»Veuillez, mon prince, communiquer ce que vous jugerez convenable dans tout ceci au cabinet de Londres, et nous tenir au courant de ses dispositions.»

LE PRINCE DE TALLEYRAND AU DUC DE BROGLIE.

«Londres, le 29 mai 1833.

Monsieur le duc,

»J'ai reçu la dépêche que vous m'avez fait l'honneur de m'écrire sous le numéro 63, et qui était relative aux affaires d'Orient.

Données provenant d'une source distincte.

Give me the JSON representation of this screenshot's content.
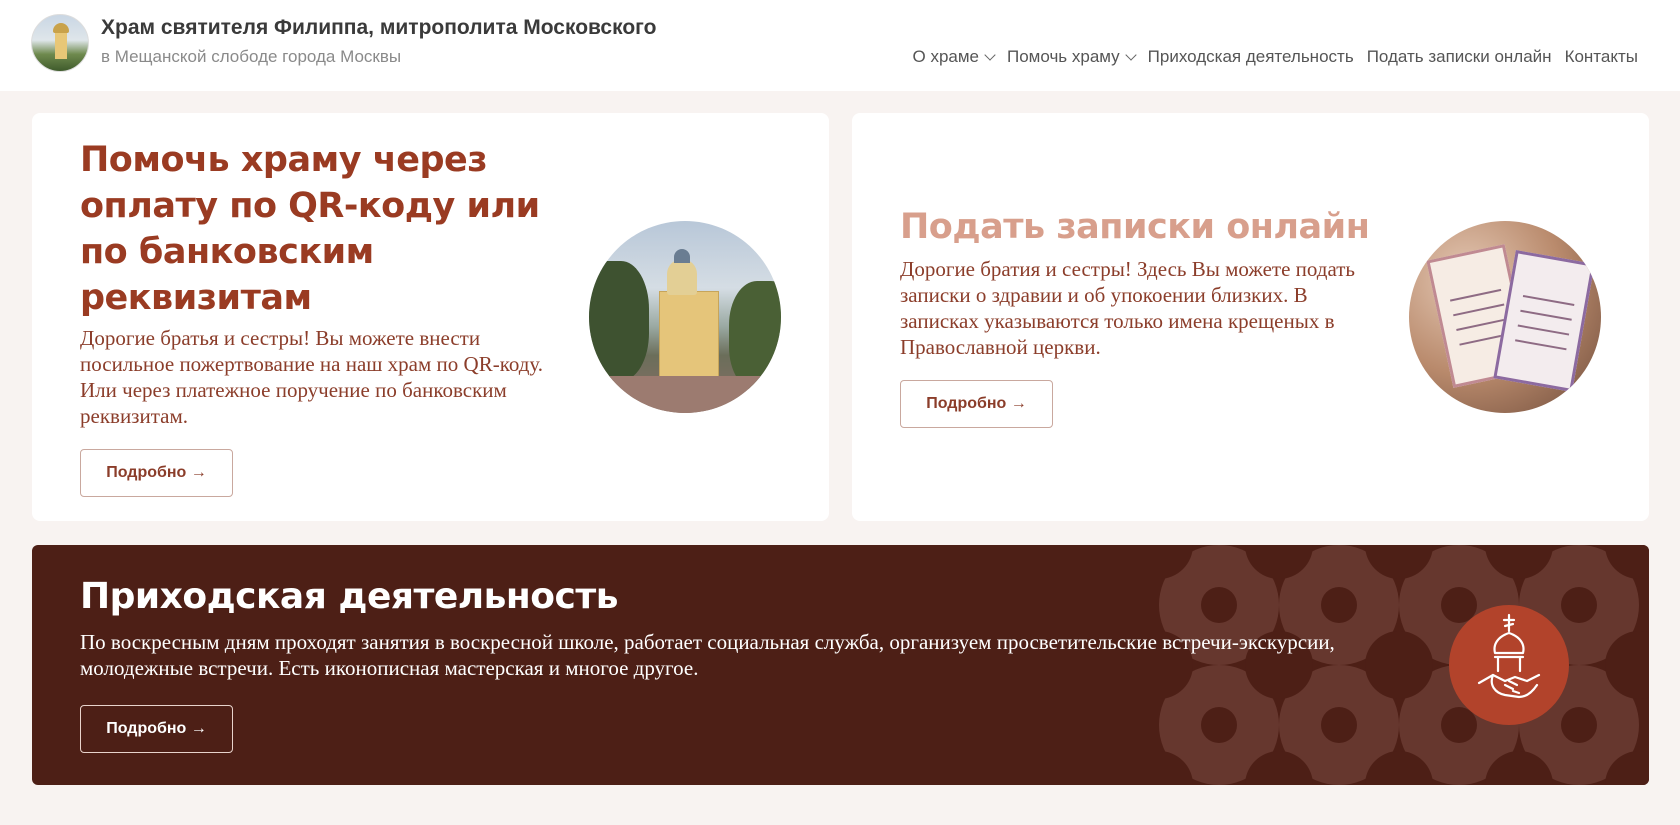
{
  "header": {
    "title": "Храм святителя Филиппа, митрополита Московского",
    "subtitle": "в Мещанской слободе города Москвы",
    "logo_icon": "church-icon"
  },
  "nav": {
    "items": [
      {
        "label": "О храме",
        "has_dropdown": true
      },
      {
        "label": "Помочь храму",
        "has_dropdown": true
      },
      {
        "label": "Приходская деятельность",
        "has_dropdown": false
      },
      {
        "label": "Подать записки онлайн",
        "has_dropdown": false
      },
      {
        "label": "Контакты",
        "has_dropdown": false
      }
    ]
  },
  "cards": [
    {
      "title": "Помочь храму через оплату по QR-коду или по банковским реквизитам",
      "text": "Дорогие братья и сестры! Вы можете внести посильное пожертвование на наш храм по QR-коду. Или через платежное поручение по банковским реквизитам.",
      "button": "Подробно →"
    },
    {
      "title": "Подать записки онлайн",
      "text": "Дорогие братия и сестры! Здесь Вы можете подать записки о здравии и об упокоении близких. В записках указываются только имена крещеных в Православной церкви.",
      "button": "Подробно →"
    }
  ],
  "banner": {
    "title": "Приходская деятельность",
    "text": "По воскресным дням проходят занятия в воскресной школе, работает социальная служба, организуем просветительские встречи-экскурсии, молодежные встречи. Есть иконописная мастерская и многое другое.",
    "button": "Подробно →",
    "emblem_icon": "church-handshake-icon"
  },
  "colors": {
    "accent": "#9a3b22",
    "accent_light": "#d89f8c",
    "banner_bg": "#4d1f16",
    "emblem_bg": "#b2432b",
    "page_bg": "#f8f3f1"
  }
}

»Je viens d'avoir à ce sujet une longue conversation avec lord Palmerston, qui a les mêmes nouvelles que vous, à peu près, de Constantinople. Il pense que la cession d'Adana, une fois consentie par la Porte, peut être regardée comme définitivement conclue, et qu'il n'y a plus aucun prétexte pour la prolongation du séjour des Russes dans le Bosphore. Il a déjà écrit dans ce sens au ministre d'Angleterre à Pétersbourg, et il va renouveler les ordres qu'il lui avait donnés et les rendre encore plus positifs.

»Lord Palmerston se refuse à croire que le sultan, à l'instigation des Russes, revienne sur la cession d'Adana, après les représentations qui lui auront été faites à cet égard par les ambassadeurs de France et de la Grande-Bretagne; mais il approuve cependant la mesure adoptée par le gouvernement du roi d'envoyer deux vaisseaux de plus dans l'Archipel, et il a ajouté que la même mesure serait prise par le gouvernement anglais. Deux des bâtiments qui, par suite de la convention du 21 mai, ne seront plus employés sur les côtes de Hollande, vont être expédiés immédiatement pour rejoindre l'escadre de l'amiral Malcolm.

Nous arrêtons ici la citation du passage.